CriticAtac is a social, intellectual and political critique group. Our group’s ideology is mainly leftist, but we are no ideological faction and don’t go around patting each other on the shoulders for the brilliant and concerted line of our ideas. We are quite diverse, due among others to the fact that one of our main aims was to come up with something new in a rather worn out, inarticulate, routinary and authoritative public space.
Primarily, we are not an academic group. We’d like to think that we produce ideas, but just as much as we focus on producing original ideas, we promote all ideas we believe are crucial, strive to get people engaged in matters of politics and society, and to attract new audiences to a space of debate that is now under collapse. There are too many lacking a voice and never represented, while too little and too predictable are those “writing the agenda”.
We want out of the idealising swamp that public space has been pushed into by the interwar rooted Romanian intellectual mainstream. We’re not interested into blatant ranting about “Culture”, self-pitying speeches on Romania, elitism and atrocious condescension of those in various positions of power. We want to discuss about tangible matters, significant to each of us and to society at large, and to bring back ideology and utopia into our discourse, on the one hand and a grasp of reality, on the other.
Present civil society is too much like politic, craves power too much and hasn’t managed to provide the basic elements for a project of society. Its cohabitation with power and alleviant dreams of Westernisation is all it is left with. The dominant public intellectual figure is still that of the bookish-philosophical-aphoristic author who believes that “engagement” means signing every once in a while some open letter to the GDS (Group for Social Dialogue). The rule of this model largely explains the political freeze, social apathy and level of participation in any field, which is denounced by everyone and encouraged by none.

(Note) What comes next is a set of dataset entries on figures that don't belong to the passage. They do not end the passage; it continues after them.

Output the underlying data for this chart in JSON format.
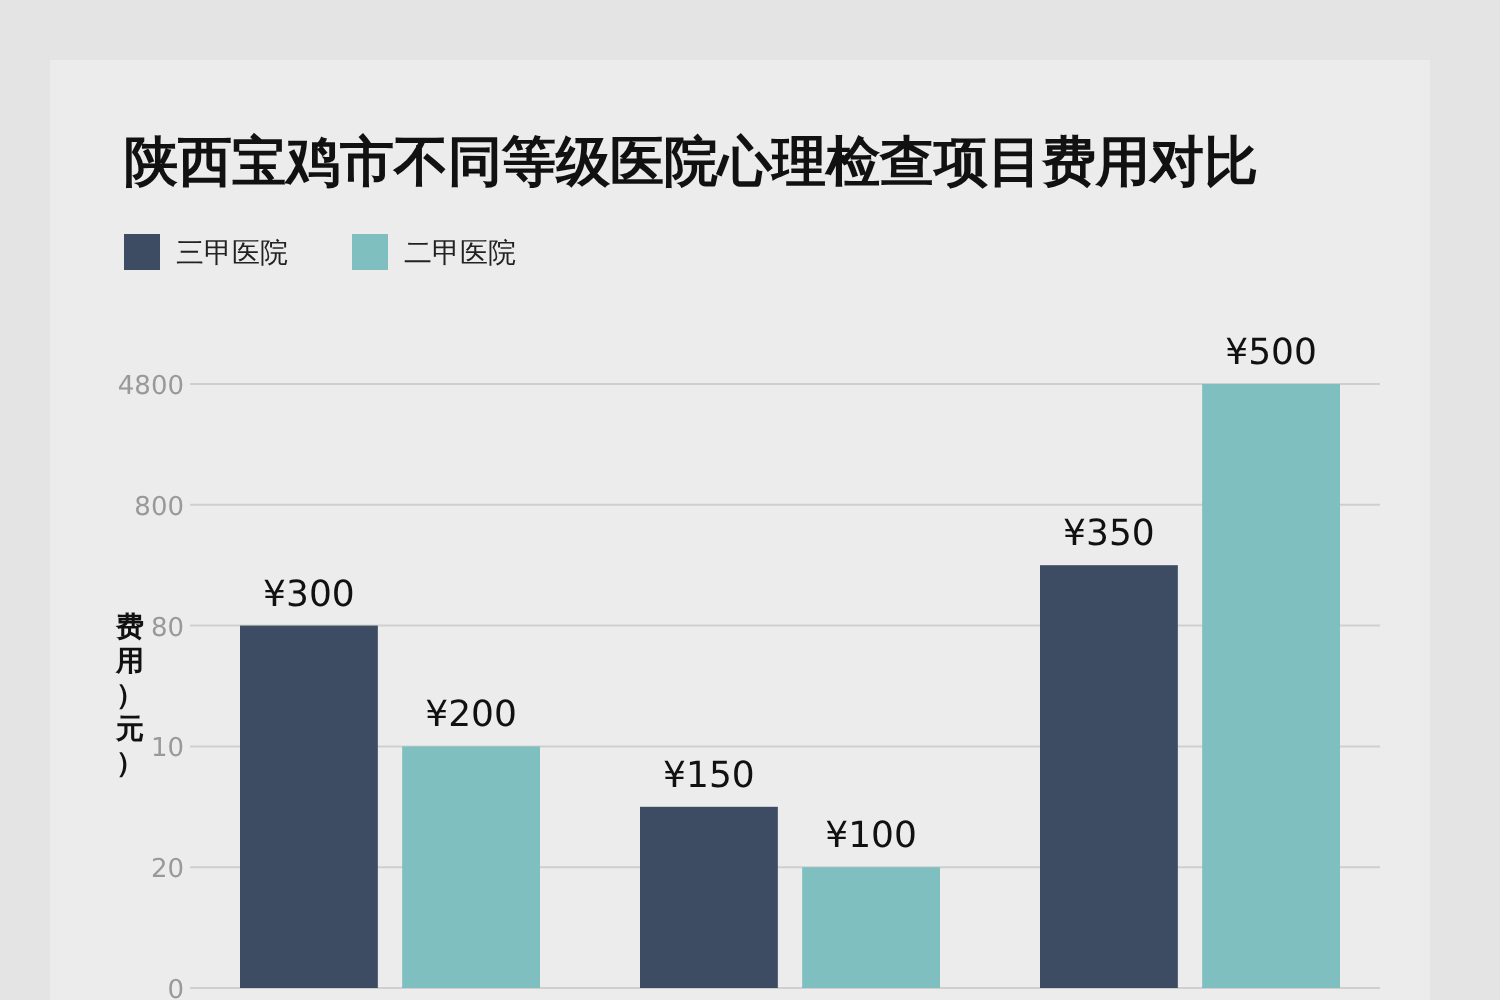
{
  "chart_data": {
    "type": "bar",
    "title": "陕西宝鸡市不同等级医院心理检查项目费用对比",
    "ylabel": "费用）元）",
    "categories": [
      null,
      null,
      null
    ],
    "series": [
      {
        "name": "三甲医院",
        "color": "#3d4b63",
        "values": [
          300,
          150,
          350
        ],
        "value_labels": [
          "¥300",
          "¥150",
          "¥350"
        ]
      },
      {
        "name": "二甲医院",
        "color": "#7fbfbf",
        "values": [
          200,
          100,
          500
        ],
        "value_labels": [
          "¥200",
          "¥100",
          "¥500"
        ]
      }
    ],
    "ylim": [
      0,
      500
    ],
    "annotations": [
      "0",
      "20",
      "10",
      "80",
      "800",
      "4800"
    ],
    "legend": "top left"
  }
}
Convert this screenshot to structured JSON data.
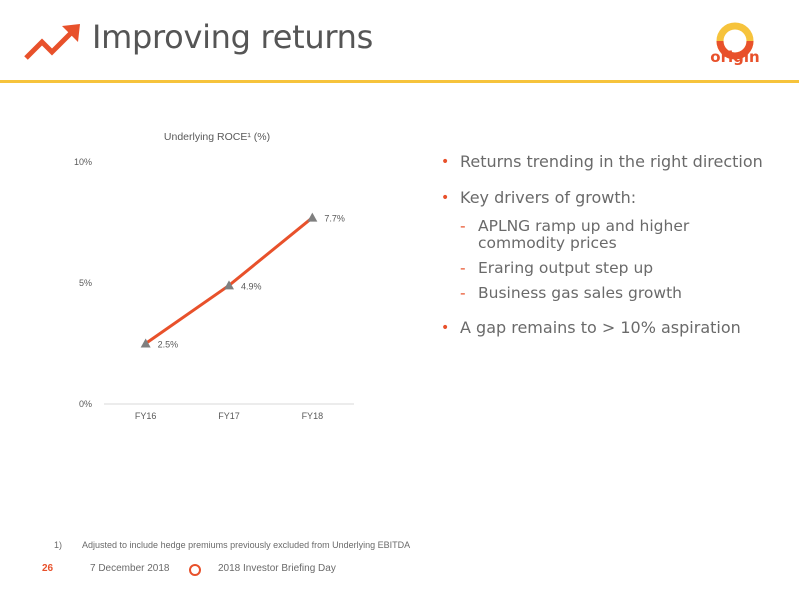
{
  "header": {
    "title": "Improving returns",
    "logo_text": "origin"
  },
  "colors": {
    "accent": "#e8512b",
    "rule": "#f6c33c",
    "marker": "#7f7f7f"
  },
  "chart_data": {
    "type": "line",
    "title": "Underlying ROCE¹ (%)",
    "categories": [
      "FY16",
      "FY17",
      "FY18"
    ],
    "series": [
      {
        "values": [
          2.5,
          4.9,
          7.7
        ]
      }
    ],
    "data_labels": [
      "2.5%",
      "4.9%",
      "7.7%"
    ],
    "y_ticks": [
      "0%",
      "5%",
      "10%"
    ],
    "ylim": [
      0,
      10
    ],
    "grid": false
  },
  "bullets": {
    "b1": "Returns trending in the right direction",
    "b2": "Key drivers of growth:",
    "s1": "APLNG ramp up and higher commodity prices",
    "s2": "Eraring output step up",
    "s3": "Business gas sales growth",
    "b3": "A gap remains to > 10% aspiration"
  },
  "footnote": {
    "number": "1)",
    "text": "Adjusted to include hedge premiums previously excluded from Underlying EBITDA"
  },
  "footer": {
    "page": "26",
    "date": "7 December 2018",
    "event": "2018 Investor Briefing Day"
  }
}
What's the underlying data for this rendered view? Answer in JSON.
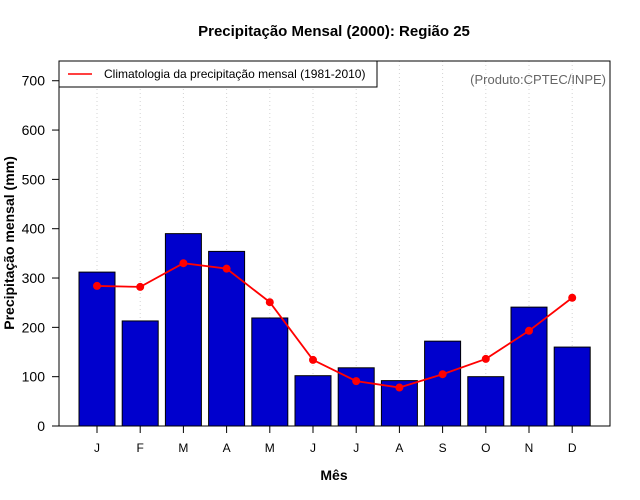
{
  "chart_data": {
    "type": "bar",
    "title": "Precipitação Mensal (2000): Região 25",
    "xlabel": "Mês",
    "ylabel": "Precipitação mensal (mm)",
    "ylim": [
      0,
      740
    ],
    "yticks": [
      0,
      100,
      200,
      300,
      400,
      500,
      600,
      700
    ],
    "categories": [
      "J",
      "F",
      "M",
      "A",
      "M",
      "J",
      "J",
      "A",
      "S",
      "O",
      "N",
      "D"
    ],
    "series": [
      {
        "name": "Precipitação mensal (2000)",
        "type": "bar",
        "color": "#0000cd",
        "values": [
          312,
          213,
          390,
          354,
          219,
          102,
          118,
          92,
          172,
          100,
          241,
          160
        ]
      },
      {
        "name": "Climatologia da precipitação mensal (1981-2010)",
        "type": "line",
        "color": "#ff0000",
        "values": [
          284,
          282,
          330,
          319,
          251,
          134,
          91,
          78,
          105,
          136,
          193,
          260
        ]
      }
    ],
    "legend": {
      "entries": [
        "Climatologia da precipitação mensal (1981-2010)"
      ],
      "position": "top-left"
    },
    "annotation": "(Produto:CPTEC/INPE)",
    "grid": "vertical-dotted"
  }
}
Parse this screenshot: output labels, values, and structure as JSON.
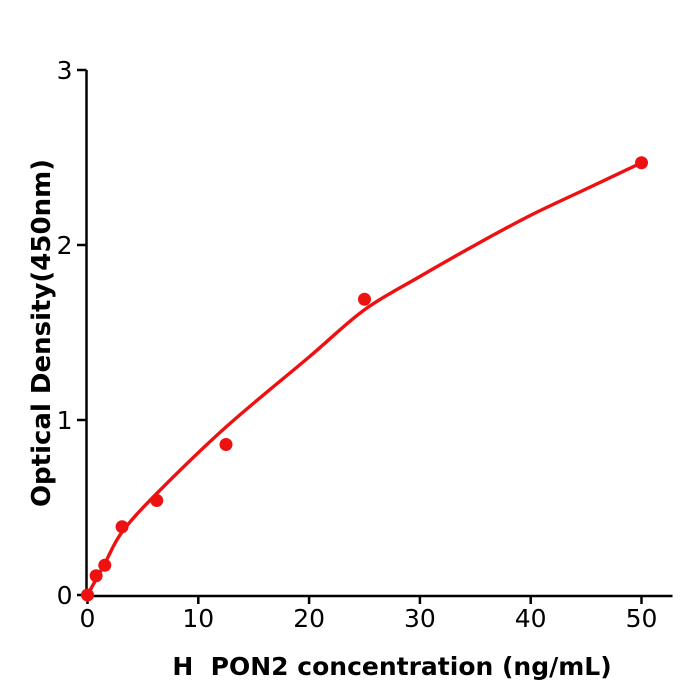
{
  "chart_data": {
    "type": "scatter",
    "title": "",
    "xlabel": "H  PON2 concentration (ng/mL)",
    "ylabel": "Optical Density(450nm)",
    "xlim": [
      0,
      52.8
    ],
    "ylim": [
      0,
      3
    ],
    "x_ticks": [
      0,
      10,
      20,
      30,
      40,
      50
    ],
    "y_ticks": [
      0,
      1,
      2,
      3
    ],
    "grid": false,
    "legend": "none",
    "axis_color": "#000000",
    "accent_color": "#ed1111",
    "series": [
      {
        "name": "standard-points",
        "type": "scatter",
        "color": "#ed1111",
        "points": [
          [
            0,
            0.0
          ],
          [
            0.78,
            0.11
          ],
          [
            1.56,
            0.17
          ],
          [
            3.12,
            0.39
          ],
          [
            6.25,
            0.54
          ],
          [
            12.5,
            0.86
          ],
          [
            25,
            1.69
          ],
          [
            50,
            2.47
          ]
        ]
      },
      {
        "name": "fitted-curve",
        "type": "line",
        "color": "#ed1111",
        "points": [
          [
            0,
            0.0
          ],
          [
            1.56,
            0.18
          ],
          [
            3.12,
            0.36
          ],
          [
            6.25,
            0.58
          ],
          [
            12.5,
            0.96
          ],
          [
            20,
            1.36
          ],
          [
            25,
            1.63
          ],
          [
            30,
            1.82
          ],
          [
            35,
            2.0
          ],
          [
            40,
            2.17
          ],
          [
            45,
            2.32
          ],
          [
            50,
            2.47
          ]
        ]
      }
    ]
  }
}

As great supporters of the market, today’s mainstream intellectuals have learnt how to entertain the public, and perpetuate a captive cultural market leading nowhere. Intellectually, we have a “free market” where the prevailing success criteria are legacies and oligopolistic arrangements. We’re also in a serious gridlock for topics: anticommunism, obsession of “Westernisation”, compulsive pro-capitalism, aggressive elitism seem to be the Bovarist themes that have taken us nowhere for the past 20 years, also due among others to the fact that they are not meant to take us all anywhere.
Our intention is to discuss matters fundamental to society: equality, the individual and societal right to having one’s own path, discrimination and privileges, inequality and equal opportunities, employees and employers relations, relations between the society and the state, the state’s role, recent history, future of the political system, etc.; we equally aim to discuss this in a relevant and accessible manner. However, we’re not interested in sham anti-corporate activism, fanatical “environmentalism”, or en vogue criticism lacking the arguments of the “consumer society”.
We want to discuss about banks, the health system, trade unions, state institutions and services, elections, public policies, the Church, urbanism and any other topic of major public interest. We want to discuss these issues thoroughly in terms of the theoretic grounds, and with no academicism, snobbery or flatulence, in a manner directly relevant to all those potentially interested in such issues.
We will not be making party politics – limitation and automatism in the current political system is so deeply rooted that the best politics can only be made out of its grounds. We want to have a political impact from outside the establishment but not from the position of a civil society flirting with the political system, or from the position of a civil society condescendingly suggesting public policies or providential political strategies to parties. All the aforesaid are top level games where the separation between the civil and the politic does no longer matter much. Instead, we aim to introduce into the equation what is more wanting at present: the idea that representative democracy must represent everyone and that politics should not only be made by some narrow political, technocratic, intellectual elites. But before devising any elaborate proposals of public policies, we want to radically reshape the perspective on the issues we all are faced with today.
We promote a sharp critical discourse, of no lampoonist tones, but that is neither restrained nor prudish. There are plenty of those who utter atrocities in the most evasive, civil and elegant terms. CriticAtac therefore means: will for relaxed critical discourse, will to go beyond the various thematic, cultural or political obsessions, will to overcome the fears paralysing our public space: fear of taking risks, fear of our own past, fear of an opinion different to the generally accepted.